When my spiritual director suggested I pray the psalms, our loving God soon gave me a new meaning for “enemy “... and a place to go for protection from my enemies.
The psalms are filled with enemies, and although I may not have enemies in the same way the people and kings of ancient Israel had them, I have them in my head. Those Falsehoods Experienced as Reality, that Rev. Donna spoke of during Lent, are everywhere…and they are heavily armed.
Remembering Donna’s teachings, I'm referring to unhealthy fear, of course, not the healthy fear that causes us to take action to protect ourselves against speeding cars and food poisoning. When Jesus advised us not to worry, I'm pretty sure he wasn't referring to healthy fear.
I wonder if the very human Jesus experienced unhealthy fear and worry? If so, where did he go for protection? Where do you go for protection?
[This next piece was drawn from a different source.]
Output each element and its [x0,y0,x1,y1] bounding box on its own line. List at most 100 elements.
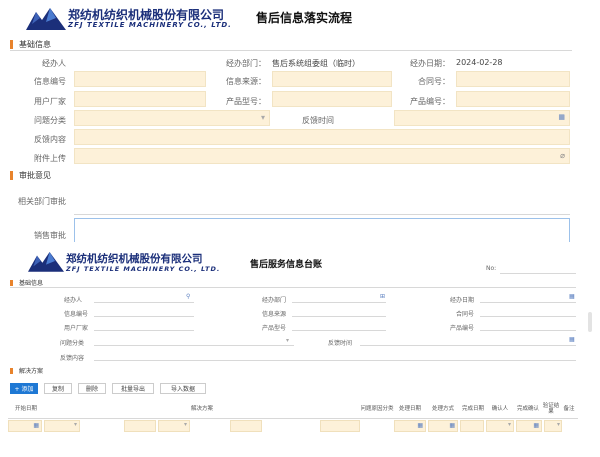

Perhaps Jesus prayed Psalm 27. On Sunday, we will sing and read some excerpts from Psalm 27:
The Lord is my light and my salvation;
whom shall I fear?
The Lord is the stronghold of my life;
of whom shall I be afraid?
Though an army encamp against me,
my heart shall not fear;
though war rise up against me,
yet I will be confident.
One thing I asked of the Lord,
that will I seek after:
to live in the house of the Lord
all the days of my life,
to behold the beauty of the Lord,
and to inquire in his temple.
For he will hide me in his shelter
in the day of trouble;
he will conceal me under the cover of his tent;
he will set me high on a rock.
Hear, O Lord, when I cry aloud,
be gracious to me and answer me!
“Come,” my heart says, “seek his face!”
Your face, Lord, do I seek.
Do not hide your face from me.
Teach me your way, O Lord,
and lead me on a level path
because of my enemies.
I believe that I shall see the goodness of the Lord
in the land of the living.
If we seek his face, the Lord who loves us and is always present with us and our fear, hides us in his shelter.